I'm making a Web Crawler and I just found out that one of my methods, GetHTML, is very slow because it uses a StreamReader to get a string of the HTML out of the HttpWebResponse object.
Here is the method:
static string GetHTML(string URL)
{
HttpWebRequest Request = (HttpWebRequest)WebRequest.Create(URL);
Request.Proxy = null;
HttpWebResponse Response = ((HttpWebResponse)Request.GetResponse());
Stream RespStream = Response.GetResponseStream();
return new StreamReader(RespStream).ReadToEnd(); // Very slow
}
I made a test with Stopwatch and used this method on YouTube.
Time it takes to get an HTTP response: 500 MS
Time it takes to convert the HttpWebResponse object to a string: 550 MS
So the HTTP request is fine, it's just the ReadToEnd() that is so slow.
Is there any alternative to the ReadToEnd() method to get an HTML string from the response object? I tried using WebClient.DownloadString() method, but it's just a wrapper around HttpWebRequest that uses streams too.

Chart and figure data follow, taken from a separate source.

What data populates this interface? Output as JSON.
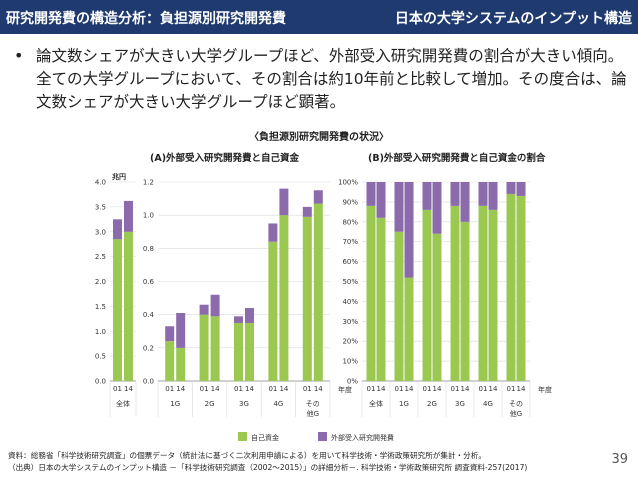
{
  "header": {
    "left_title": "研究開発費の構造分析：負担源別研究開発費",
    "right_title": "日本の大学システムのインプット構造"
  },
  "bullet": {
    "marker": "•",
    "text": "論文数シェアが大きい大学グループほど、外部受入研究開発費の割合が大きい傾向。全ての大学グループにおいて、その割合は約10年前と比較して増加。その度合は、論文数シェアが大きい大学グループほど顕著。"
  },
  "section_title": "〈負担源別研究開発費の状況〉",
  "footnotes": {
    "line1": "資料：総務省「科学技術研究調査」の個票データ（統計法に基づく二次利用申請による）を用いて科学技術・学術政策研究所が集計・分析。",
    "line2": "（出典）日本の大学システムのインプット構造 －「科学技術研究調査（2002～2015）」の詳細分析－. 科学技術・学術政策研究所 調査資料-257(2017)"
  },
  "page_number": "39",
  "legend": {
    "self": "自己資金",
    "external": "外部受入研究開発費"
  },
  "colors": {
    "self": "#9bc850",
    "external": "#8b6bab",
    "header_bg": "#1f3a6e",
    "grid": "#d9d9d9",
    "axis": "#888888"
  },
  "chart_data": [
    {
      "type": "bar",
      "stacked": true,
      "title": "(A)外部受入研究開発費と自己資金",
      "unit": "兆円",
      "groups": [
        "全体"
      ],
      "categories": [
        "01",
        "14"
      ],
      "series": [
        {
          "name": "自己資金",
          "values": [
            2.85,
            3.0
          ]
        },
        {
          "name": "外部受入研究開発費",
          "values": [
            0.4,
            0.62
          ]
        }
      ],
      "ylim": [
        0,
        4.0
      ],
      "yticks": [
        "0.0",
        "0.5",
        "1.0",
        "1.5",
        "2.0",
        "2.5",
        "3.0",
        "3.5",
        "4.0"
      ]
    },
    {
      "type": "bar",
      "stacked": true,
      "title": "(A)外部受入研究開発費と自己資金",
      "groups": [
        "1G",
        "2G",
        "3G",
        "4G",
        "その他G"
      ],
      "categories": [
        "01",
        "14",
        "01",
        "14",
        "01",
        "14",
        "01",
        "14",
        "01",
        "14"
      ],
      "series": [
        {
          "name": "自己資金",
          "values": [
            0.24,
            0.2,
            0.4,
            0.39,
            0.35,
            0.35,
            0.84,
            1.0,
            0.99,
            1.07
          ]
        },
        {
          "name": "外部受入研究開発費",
          "values": [
            0.09,
            0.21,
            0.06,
            0.13,
            0.04,
            0.09,
            0.11,
            0.16,
            0.06,
            0.08
          ]
        }
      ],
      "ylim": [
        0,
        1.2
      ],
      "yticks": [
        "0.0",
        "0.2",
        "0.4",
        "0.6",
        "0.8",
        "1.0",
        "1.2"
      ],
      "xlabel": "年度"
    },
    {
      "type": "bar",
      "stacked": true,
      "percent": true,
      "title": "(B)外部受入研究開発費と自己資金の割合",
      "groups": [
        "全体",
        "1G",
        "2G",
        "3G",
        "4G",
        "その他G"
      ],
      "categories": [
        "01",
        "14",
        "01",
        "14",
        "01",
        "14",
        "01",
        "14",
        "01",
        "14",
        "01",
        "14"
      ],
      "series": [
        {
          "name": "自己資金",
          "values": [
            88,
            82,
            75,
            52,
            86,
            74,
            88,
            80,
            88,
            86,
            94,
            93
          ]
        },
        {
          "name": "外部受入研究開発費",
          "values": [
            12,
            18,
            25,
            48,
            14,
            26,
            12,
            20,
            12,
            14,
            6,
            7
          ]
        }
      ],
      "ylim": [
        0,
        100
      ],
      "yticks": [
        "0%",
        "10%",
        "20%",
        "30%",
        "40%",
        "50%",
        "60%",
        "70%",
        "80%",
        "90%",
        "100%"
      ],
      "xlabel": "年度"
    }
  ]
}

EDIT: Tried it with Sockets and it's much faster:
static string SocketHTML(string URL)
{
string IP = Dns.GetHostAddresses(URL)[0].ToString();
Socket s = new Socket(AddressFamily.InterNetwork, SocketType.Stream, ProtocolType.Tcp);
s.Connect(new IPEndPoint(IPAddress.Parse(IP), 80));
s.Send(Encoding.ASCII.GetBytes("GET / HTTP/1.1\r\n\r\n"));
List<byte> HTML = new List<byte>();
int Bytes = 1;
while (Bytes > 0)
{
byte[] Data = new byte[1024];
Bytes = s.Receive(Data);
foreach (byte b in Data) HTML.Add(b);
}
s.Close();
return Encoding.ASCII.GetString(HTML.ToArray());
}
The problem with using it with Sockets, though, is that it most of the time returns errors such as "Moved Permanently" or "Your browser sent a request that the server could not understand".